Çocuklar bir süre sonra bu hayata fiziksel olarak dayanamaz hale geldiler…
Heinrich Guido 19 Kasım 1850’de 1 yaşındayken zatürreden öldü…
14 Nisan 1852’de bu kez Fransizka 1 yaşındayken annesinin kucağında ölüverdi…
Paraları yoktu Marx ve Jenny’nin…
Kefen parasını ve cenaze masraflarını bir göçmen dostları onlar adına ödedi…
Birer yaşında ölen çocuklar, aileyi derin bir acıya sokmuştu…
***
Fakat 8 yaşına gelen Edgar’ın evin içinde gözlerinin önünde ölümü bir yıkım oldu onlar için…
Erkek çocuğu çok seviyordu Karl Marx...
-”Büyük devrimler görecek onlar” diyordu…
Çocuğun mide rahatsızlığına ve günbe gün zayıflamasına, parasızlıktan çare bulamamış, gözünün önünde ölmesine hiçbir şey yapamamıştı…
***
Edgar günbe gün eriyor, annesine, ip gibi kalan ellerini ve parmaklarını göstermemek için ablasına şöyle diyordu:
-”Annem yatağıma geldiğinde üstümü ört abla… Görmesin ne kadar zayıf olduğumu…
Karl Marks’a çok özel bir sevgiyle bağlıydı Edgar…
JennyO benim sevgili Karl’ımın bütün neşesi, bütün gururu, bütün umudu…” diyordu…
Edgar babasının kucağında 6 Nisan 1855’te öldü…
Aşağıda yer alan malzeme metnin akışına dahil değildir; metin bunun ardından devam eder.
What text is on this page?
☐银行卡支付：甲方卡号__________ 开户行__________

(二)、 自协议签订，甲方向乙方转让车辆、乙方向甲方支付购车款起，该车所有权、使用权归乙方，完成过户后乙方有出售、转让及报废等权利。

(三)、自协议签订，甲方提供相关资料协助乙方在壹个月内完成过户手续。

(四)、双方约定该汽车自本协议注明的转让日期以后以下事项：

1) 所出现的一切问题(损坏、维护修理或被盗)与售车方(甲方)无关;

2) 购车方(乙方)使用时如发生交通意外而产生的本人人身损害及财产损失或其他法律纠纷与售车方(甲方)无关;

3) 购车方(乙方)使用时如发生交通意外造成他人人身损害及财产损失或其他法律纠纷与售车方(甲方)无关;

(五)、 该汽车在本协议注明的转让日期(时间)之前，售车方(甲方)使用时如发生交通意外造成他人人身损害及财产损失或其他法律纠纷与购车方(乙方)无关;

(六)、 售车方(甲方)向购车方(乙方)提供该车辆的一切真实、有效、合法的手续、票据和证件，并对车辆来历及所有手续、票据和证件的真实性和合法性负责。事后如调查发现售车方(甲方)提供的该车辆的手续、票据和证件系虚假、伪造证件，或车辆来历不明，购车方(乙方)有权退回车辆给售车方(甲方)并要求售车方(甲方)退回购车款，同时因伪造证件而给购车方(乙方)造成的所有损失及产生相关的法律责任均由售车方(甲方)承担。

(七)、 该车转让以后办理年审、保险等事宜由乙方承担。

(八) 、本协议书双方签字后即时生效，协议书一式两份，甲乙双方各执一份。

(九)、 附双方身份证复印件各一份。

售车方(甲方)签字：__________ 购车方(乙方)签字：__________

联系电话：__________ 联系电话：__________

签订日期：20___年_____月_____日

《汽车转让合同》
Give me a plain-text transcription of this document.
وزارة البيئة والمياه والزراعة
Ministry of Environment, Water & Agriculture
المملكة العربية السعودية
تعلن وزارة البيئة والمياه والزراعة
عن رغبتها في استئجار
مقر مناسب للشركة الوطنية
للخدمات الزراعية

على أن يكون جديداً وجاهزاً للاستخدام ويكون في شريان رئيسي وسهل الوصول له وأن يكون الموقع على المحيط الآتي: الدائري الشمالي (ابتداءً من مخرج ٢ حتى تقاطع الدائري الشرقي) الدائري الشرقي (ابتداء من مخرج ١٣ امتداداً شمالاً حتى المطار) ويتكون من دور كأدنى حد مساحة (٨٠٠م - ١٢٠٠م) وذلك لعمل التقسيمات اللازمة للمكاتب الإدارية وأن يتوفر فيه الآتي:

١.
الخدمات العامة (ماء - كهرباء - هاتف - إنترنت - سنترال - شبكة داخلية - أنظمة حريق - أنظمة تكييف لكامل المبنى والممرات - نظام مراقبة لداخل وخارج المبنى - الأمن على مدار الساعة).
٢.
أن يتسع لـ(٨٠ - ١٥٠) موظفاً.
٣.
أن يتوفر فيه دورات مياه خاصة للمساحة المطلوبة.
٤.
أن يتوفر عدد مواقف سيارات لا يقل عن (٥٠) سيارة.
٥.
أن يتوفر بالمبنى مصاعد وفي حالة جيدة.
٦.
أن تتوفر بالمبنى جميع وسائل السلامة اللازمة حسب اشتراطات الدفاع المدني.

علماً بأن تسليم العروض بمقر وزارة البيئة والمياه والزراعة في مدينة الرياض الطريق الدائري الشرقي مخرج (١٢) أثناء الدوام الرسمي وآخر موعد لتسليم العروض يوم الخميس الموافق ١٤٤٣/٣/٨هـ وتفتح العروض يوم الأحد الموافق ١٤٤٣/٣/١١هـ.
O gece Karl Marks’ın siyah olan saçları bir gecede bembeyaz oldu…

KARISINI KAYBETTİĞİNDE…
Wilhelm Liebknetch şöyle anlatır Edgar’ın ölümünü:
-“Ölü çocuğun üzerine eğilmiş sessizce ağlayan anne… Onun yanında ayakta durmuş hüngür hüngür ağlayan bakıcı… Her türlü teselliyi sert hatta ürkütücü bir telaş içinde savuşturmaya çalışan Karl Marks… Cenazeyi gömerken, bir ara Marks’ın kendisini oğlunun yanına atacağından korktum… Öyle bir ruh hali içindeydi…”
***
Kızı EleanorŞimdiye kadar yaşamış en neşeli, en canlı insan… Yürekten kahkahası herkesi saran şakacı haliyle şaka yapmadan duramayan babam...” diye tanımlardı Karl Marks’ı… Diğer çocukları sakalı ve esmerliğinden dolayı “Arap” derlerdi Marx’a…
***
2 Aralık 1881’de Jenny’yi kaybetti Marks… Sonra yaşadıkları hayatın girdaplarında 38 yaşında derin bir bunalıma giren kızını kaybetti… Bu arka arkaya kaybettiği 5. çocuğuydu Marks’ın…
Karısı ve kaybettiği 5 çocuğu…
Sürgünlerle ve mücadelelerle dolu bir hayatın karşılığıydı bunlar…
Kalbi karısının ve kızının ölümüne dayanamadı ve birkaç ay sonra 14 Mart 1883’te hayata veda etti Karl Marks...
Das Kapital ya da Türkçesiyle “Kapital” para üzerine yazılmış dünya ekonomi klasiklerinin en önemlilerinden biridir. Engels’e şöyle yazar: “Das Kapital’den gelen para, kitabı yazarken içtiğim tütünün parasını bile karşılamadı.